The group cautioned that it had no firm offer on the table and there was "no certainty" of a deal.
One industry source said that the talks were in the very early stages. "A deal is not imminent and talks could come to nothing," he said.
However City analysts believe the announcement puts Allied Colloids in play. The group could prove attractive to a host of large US and European chemical companies.
Ciba and Dow Chemical have been touted as possible bidders. Laporte, which had been considered a front runner to make a bid, yesterday ruled itself out of the running. As did Elf Atochem and BASF, which were seen as other potential buyers.
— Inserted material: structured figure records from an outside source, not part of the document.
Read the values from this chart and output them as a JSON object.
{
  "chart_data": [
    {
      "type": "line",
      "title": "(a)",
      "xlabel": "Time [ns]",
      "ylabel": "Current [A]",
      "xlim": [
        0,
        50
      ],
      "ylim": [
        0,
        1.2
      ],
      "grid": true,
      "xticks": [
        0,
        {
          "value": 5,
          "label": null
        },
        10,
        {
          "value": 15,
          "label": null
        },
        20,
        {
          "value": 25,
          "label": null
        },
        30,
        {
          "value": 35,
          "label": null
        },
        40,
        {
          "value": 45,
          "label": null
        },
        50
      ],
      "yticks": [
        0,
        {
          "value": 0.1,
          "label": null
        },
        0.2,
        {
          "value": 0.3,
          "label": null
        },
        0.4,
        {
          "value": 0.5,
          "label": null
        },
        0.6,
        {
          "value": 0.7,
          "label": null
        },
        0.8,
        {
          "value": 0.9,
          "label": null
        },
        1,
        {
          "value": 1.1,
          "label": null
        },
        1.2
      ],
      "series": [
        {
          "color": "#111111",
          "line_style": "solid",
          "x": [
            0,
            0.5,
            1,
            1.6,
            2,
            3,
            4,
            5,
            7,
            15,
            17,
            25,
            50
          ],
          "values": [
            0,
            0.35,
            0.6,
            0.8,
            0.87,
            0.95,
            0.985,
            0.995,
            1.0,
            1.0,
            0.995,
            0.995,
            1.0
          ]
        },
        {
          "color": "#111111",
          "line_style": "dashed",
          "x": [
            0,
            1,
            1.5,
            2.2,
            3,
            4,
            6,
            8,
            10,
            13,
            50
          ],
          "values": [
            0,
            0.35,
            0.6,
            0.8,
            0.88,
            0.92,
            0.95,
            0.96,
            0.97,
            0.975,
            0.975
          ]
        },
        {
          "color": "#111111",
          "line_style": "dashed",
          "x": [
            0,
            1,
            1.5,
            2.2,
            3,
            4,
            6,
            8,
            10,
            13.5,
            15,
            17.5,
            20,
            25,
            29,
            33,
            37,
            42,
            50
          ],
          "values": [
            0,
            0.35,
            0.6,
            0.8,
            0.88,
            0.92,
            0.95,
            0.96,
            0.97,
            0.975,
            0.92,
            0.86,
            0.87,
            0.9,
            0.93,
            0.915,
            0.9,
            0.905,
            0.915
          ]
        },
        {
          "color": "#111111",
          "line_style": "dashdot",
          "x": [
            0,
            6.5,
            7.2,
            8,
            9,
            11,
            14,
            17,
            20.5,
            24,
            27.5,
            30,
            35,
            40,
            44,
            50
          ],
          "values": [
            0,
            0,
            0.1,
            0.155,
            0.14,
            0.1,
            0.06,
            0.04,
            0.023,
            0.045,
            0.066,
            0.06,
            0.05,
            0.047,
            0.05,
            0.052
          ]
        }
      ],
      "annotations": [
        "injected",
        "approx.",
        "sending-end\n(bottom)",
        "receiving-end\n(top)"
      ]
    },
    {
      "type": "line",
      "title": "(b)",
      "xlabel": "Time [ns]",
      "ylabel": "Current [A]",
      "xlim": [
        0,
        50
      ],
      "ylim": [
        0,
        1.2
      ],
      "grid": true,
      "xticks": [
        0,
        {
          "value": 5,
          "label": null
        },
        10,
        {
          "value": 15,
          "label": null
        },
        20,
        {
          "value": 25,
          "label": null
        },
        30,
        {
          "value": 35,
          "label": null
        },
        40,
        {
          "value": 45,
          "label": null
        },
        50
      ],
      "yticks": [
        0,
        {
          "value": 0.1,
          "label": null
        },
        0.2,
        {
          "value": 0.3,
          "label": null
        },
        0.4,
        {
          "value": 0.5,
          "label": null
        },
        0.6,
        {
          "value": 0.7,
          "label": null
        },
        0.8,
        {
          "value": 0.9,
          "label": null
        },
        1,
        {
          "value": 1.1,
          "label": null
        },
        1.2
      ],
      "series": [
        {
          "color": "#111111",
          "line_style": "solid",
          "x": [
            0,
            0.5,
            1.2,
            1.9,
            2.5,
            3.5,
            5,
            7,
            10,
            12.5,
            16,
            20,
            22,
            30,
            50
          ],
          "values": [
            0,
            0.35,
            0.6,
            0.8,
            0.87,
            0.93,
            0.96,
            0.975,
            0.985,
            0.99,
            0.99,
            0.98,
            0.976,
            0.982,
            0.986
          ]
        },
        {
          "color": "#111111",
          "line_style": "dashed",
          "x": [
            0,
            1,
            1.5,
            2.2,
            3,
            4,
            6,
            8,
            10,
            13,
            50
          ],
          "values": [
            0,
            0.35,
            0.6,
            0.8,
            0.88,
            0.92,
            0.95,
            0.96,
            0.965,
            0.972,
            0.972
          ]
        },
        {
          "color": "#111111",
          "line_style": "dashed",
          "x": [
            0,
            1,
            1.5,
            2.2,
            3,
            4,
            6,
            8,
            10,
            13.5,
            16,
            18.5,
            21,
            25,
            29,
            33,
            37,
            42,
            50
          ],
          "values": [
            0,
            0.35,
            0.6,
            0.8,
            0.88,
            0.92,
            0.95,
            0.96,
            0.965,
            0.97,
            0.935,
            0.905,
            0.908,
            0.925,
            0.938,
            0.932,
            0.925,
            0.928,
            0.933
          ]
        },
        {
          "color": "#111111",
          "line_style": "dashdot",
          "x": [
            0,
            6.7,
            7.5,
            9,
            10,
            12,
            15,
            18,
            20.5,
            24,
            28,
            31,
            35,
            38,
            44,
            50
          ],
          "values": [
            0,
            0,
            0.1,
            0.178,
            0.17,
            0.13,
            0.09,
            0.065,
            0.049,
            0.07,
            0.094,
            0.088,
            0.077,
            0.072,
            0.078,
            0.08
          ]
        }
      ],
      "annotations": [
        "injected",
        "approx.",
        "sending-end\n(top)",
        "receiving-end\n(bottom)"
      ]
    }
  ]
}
Allied Colloids' share price rose 14.5p yesterday to 139.5p. It leapt 10.5p to 125p on Tuesday and has risen from 101.5p earlier this month.
Analysts reckon a buyer would have to pay up to 180p a share, valuing the group at pounds 1.2bn, in order to secure the support of Allied Colloids large shareholders. Experts agree it would have to be an agreed bid to succeed.
Allied Colloids produces chemicals used in anything from the textiles to the paper industry. Despite the recent rise its shares have underperformed the market by 20 per cent in the last 12 months.
The disappointing performance can be put down to concerns over the impact of the strong pound, rising raw material prices, and a slump in the chemicals sector.
A bid for Allied Colloids could prompt a wave of consolidation in the sector.